Je célèbre aussi ton long et profond parcours de renouveau théologique, le même que, par bonheur, il nous a été donné de connaître comme un signe des temps. Ton cheminement du Christ dogmatique au Jésus itinérant et humain. Ton cheminement du Catéchisme catholique à la fidélité à Jésus. Ton cheminement d’une Eglise à une autre non encore aboutie et qui a peu de chances d’aboutir, mais peu importe, car l’Esprit de la Vie ne nécessite pas d’églises ni de religions. Ton cheminement de ce Dieu-là au Dieu de Jésus (au-delà de toute image de Dieu, oserais-je dire).
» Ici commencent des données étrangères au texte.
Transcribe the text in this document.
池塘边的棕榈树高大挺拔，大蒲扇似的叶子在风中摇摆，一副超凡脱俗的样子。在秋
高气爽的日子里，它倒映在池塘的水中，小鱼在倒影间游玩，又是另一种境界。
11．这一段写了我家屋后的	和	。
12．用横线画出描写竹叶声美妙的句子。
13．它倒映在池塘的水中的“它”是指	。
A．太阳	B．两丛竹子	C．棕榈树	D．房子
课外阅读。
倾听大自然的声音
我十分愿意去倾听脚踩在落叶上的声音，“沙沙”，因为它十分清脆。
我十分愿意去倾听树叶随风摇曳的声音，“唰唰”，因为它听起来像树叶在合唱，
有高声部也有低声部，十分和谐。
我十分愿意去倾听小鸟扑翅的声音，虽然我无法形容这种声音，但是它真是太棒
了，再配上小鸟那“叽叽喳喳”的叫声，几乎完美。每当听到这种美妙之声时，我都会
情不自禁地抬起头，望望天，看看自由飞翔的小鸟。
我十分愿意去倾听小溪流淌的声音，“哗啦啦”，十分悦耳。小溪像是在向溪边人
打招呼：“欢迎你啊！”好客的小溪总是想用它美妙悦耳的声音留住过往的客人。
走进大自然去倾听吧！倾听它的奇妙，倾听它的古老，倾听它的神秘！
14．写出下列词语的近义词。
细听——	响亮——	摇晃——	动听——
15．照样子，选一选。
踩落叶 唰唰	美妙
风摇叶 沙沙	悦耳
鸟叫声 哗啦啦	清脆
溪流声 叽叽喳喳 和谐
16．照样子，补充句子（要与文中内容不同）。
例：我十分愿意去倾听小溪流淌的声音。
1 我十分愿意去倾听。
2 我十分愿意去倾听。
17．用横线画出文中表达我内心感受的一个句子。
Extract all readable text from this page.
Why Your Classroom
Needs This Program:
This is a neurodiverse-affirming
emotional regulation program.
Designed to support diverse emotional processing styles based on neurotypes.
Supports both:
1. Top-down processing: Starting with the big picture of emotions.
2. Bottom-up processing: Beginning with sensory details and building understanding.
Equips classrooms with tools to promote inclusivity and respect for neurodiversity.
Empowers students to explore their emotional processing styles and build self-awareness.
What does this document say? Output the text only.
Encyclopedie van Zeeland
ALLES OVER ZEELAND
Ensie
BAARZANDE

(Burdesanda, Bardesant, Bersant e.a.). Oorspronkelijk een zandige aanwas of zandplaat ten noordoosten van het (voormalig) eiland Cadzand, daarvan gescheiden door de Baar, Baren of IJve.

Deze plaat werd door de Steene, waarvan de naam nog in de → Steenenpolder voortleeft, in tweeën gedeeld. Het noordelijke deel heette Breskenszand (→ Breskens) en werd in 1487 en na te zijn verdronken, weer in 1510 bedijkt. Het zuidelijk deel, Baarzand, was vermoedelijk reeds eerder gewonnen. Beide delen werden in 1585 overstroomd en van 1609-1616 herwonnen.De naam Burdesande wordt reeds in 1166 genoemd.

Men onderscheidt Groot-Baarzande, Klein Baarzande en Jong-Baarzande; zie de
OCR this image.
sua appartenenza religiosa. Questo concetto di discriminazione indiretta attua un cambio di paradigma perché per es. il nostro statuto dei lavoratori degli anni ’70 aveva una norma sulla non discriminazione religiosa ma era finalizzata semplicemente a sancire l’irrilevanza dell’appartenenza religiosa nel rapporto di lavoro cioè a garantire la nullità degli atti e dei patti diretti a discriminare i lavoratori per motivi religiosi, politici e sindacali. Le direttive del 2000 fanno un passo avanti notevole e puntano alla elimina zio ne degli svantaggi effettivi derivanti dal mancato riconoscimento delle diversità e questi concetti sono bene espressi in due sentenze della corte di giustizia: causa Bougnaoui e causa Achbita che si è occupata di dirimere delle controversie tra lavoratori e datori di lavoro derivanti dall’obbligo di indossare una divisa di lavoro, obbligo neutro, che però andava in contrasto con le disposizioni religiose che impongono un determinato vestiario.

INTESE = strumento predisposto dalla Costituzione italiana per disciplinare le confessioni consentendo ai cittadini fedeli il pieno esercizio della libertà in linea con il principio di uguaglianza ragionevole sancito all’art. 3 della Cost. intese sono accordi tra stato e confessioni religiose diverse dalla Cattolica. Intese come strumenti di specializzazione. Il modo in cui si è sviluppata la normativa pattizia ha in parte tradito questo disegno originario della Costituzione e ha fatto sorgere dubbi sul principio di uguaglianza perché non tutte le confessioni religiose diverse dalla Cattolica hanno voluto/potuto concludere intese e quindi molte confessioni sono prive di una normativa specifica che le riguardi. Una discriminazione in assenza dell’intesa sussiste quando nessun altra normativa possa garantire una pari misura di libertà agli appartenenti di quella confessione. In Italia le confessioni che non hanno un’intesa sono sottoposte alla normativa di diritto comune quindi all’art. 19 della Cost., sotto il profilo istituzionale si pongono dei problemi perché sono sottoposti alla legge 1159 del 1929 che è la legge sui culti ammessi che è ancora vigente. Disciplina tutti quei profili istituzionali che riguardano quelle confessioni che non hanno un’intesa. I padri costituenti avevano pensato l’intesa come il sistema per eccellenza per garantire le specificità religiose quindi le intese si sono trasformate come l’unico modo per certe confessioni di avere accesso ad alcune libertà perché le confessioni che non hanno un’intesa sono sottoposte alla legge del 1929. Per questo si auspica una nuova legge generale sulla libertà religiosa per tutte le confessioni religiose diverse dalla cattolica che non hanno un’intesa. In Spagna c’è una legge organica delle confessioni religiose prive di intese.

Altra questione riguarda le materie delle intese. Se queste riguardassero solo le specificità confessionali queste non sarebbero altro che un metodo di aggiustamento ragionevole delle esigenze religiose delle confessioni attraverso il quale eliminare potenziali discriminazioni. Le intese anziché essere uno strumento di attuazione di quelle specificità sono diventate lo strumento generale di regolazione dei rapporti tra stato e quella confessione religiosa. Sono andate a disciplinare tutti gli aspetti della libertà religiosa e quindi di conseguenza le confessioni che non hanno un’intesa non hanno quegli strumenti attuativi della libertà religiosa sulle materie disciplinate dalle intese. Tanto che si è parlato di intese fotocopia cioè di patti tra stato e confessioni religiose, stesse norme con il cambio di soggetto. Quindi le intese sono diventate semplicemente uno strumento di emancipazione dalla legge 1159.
Il est vrai que tu t’insurgeais sans agressivité mais avec fermeté contre certaines idées sur la non-Dualité entre Dieu et monde, ou sur la fin culturelle inexorable du théisme que nous étions quelques-uns à prédire, mais ta vie et aucune vie ne se joue dans l’adoption de certaines croyances ou idées en lieu et place d’autres. Toi tu le savais.

Je célèbre ton amour pour l’humanité, cette humanité qui crie dans une création en douleurs d’enfantement. Ton amour pour l’humanité, seule comparable à ton amour pour la musique. Un matin, il n’y a pas longtemps, alors que tu ne pouvais déjà plus parler, mais que tout te parlait et que tout en toi parlait, tu écoutais durant une heure et demie des airs d’opéra que choisissait ton fils, mélomane comme toi, à bas volume pour ne pas gêner les voisins. Et toi, de la main, plein d’énergie et d’enthousiasme, tu signifiais: “Plus haut, plus haut!”. Le souffle te manquait, et tu cherchais un peu d’air, un peu d’eau, et en cet instant hors du temps, l’air t’emporta par la main vers les sources de l’Etre. Je célèbre ta Pâque, Javier!

Quant à nous, nous continuons de cheminer entre lumières et ombres, de pandémie en pandémie, entre découragement et espoir, en quête du ciel nouveau et de la terre nouvelle dont jamais tu ne cessas de rêver. Désormais éveillé, tu nous accompagnes comme prophète et témoin, depuis le coeur de la Présence qui fonde tout, sans ici ni là-bas, sans avant ni après.